Project Description: Recent studies have shown that within the United States , bats born at northern latitudes are born larger and earlier than conspecifics born at more southerly latitudes. Pregnant bats likely experience decreased foraging efficiency and flight performance, and natural selection would therefore favor reduced gestation periods so as to increase maternal survival. It has been hypothesized that selection would favor female bats birthing earlier in the gestation period (i.e. having premature pups) in regions with benign thermal conditions, allowing female bats to decrease their gestation periods, and thus, the constraints on their fitness, without sacrificing offspring survival. Morphometric analyses will be used to develop testable mathematical models to test several assertions regarding the adaptive significance of geographic variations in gestation times in these bats.

Mathematical Modeling of Interacting Signaling Pathways During Neural Development in Vertebrates

Faculty: Dr. Akif Uzman (NS) and Dr. Edwin Tecarro (CMS)

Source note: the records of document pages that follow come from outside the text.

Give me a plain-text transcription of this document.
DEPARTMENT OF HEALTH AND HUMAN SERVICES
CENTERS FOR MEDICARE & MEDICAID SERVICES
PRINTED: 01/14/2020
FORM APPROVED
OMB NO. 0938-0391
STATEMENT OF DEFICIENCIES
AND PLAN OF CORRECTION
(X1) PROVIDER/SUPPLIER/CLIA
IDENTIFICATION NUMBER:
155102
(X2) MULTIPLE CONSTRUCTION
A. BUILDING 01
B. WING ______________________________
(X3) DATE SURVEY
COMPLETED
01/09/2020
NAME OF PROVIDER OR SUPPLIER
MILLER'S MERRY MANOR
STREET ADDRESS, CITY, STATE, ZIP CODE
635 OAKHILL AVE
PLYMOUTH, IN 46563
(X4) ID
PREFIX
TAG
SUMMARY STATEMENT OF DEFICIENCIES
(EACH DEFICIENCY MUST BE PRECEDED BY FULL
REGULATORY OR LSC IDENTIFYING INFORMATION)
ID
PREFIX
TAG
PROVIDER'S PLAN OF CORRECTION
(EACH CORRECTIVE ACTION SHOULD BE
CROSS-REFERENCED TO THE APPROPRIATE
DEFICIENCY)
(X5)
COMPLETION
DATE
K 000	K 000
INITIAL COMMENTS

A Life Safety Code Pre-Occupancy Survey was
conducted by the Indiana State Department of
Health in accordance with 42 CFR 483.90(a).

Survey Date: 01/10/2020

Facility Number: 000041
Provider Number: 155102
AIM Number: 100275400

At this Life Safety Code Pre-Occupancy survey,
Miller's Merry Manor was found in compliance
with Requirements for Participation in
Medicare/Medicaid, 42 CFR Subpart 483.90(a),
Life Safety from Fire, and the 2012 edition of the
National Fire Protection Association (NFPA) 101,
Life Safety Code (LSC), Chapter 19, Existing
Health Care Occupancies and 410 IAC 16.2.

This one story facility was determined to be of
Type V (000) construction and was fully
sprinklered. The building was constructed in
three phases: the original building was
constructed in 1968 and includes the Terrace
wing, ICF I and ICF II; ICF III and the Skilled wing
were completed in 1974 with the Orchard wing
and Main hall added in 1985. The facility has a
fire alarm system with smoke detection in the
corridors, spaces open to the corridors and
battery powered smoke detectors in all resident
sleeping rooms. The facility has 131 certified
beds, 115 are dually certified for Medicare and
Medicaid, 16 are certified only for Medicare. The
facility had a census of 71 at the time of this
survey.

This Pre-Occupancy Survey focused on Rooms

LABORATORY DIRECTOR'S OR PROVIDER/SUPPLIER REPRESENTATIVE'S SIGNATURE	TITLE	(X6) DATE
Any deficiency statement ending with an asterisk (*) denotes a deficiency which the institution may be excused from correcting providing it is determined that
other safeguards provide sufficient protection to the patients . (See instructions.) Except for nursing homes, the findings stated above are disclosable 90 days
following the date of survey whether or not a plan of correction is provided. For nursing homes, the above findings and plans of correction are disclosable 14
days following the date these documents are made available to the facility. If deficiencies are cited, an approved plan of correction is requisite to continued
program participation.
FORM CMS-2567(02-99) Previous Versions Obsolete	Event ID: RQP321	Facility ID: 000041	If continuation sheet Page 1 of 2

Project Description: The onset of the development of the central nervous system in vertebrate embryos (called neural induction) arises from an interaction between two signaling pathways, the BMP4 (bone morphogenetic protein-4) pathway and the MAPK (mitogen-activated protein kinase) pathway. No quantitative analysis of these pathways has been done to understand how this interaction leads to specific phenotypic outcomes. The current model of interactions between these two pathways hypothesizes that increases in MAPK activity lead to a repression of the BMP4 pathway, which induces subsequent neural development by inhibiting migration of the SMAD 1/4 transcription factor into the nucleus. Conversely, epidermal development is induced by the SMAD 1/4 transcription factor, which activates and/or represses genes leading to the development of epidermal tissue. Quantitative mathematical models will be explored to provide key testable insights into which key parameters control this developmental decision. Key biochemical parameters including relative protein concentrations and binding interactions will be determined to help define key parameters of proposed models.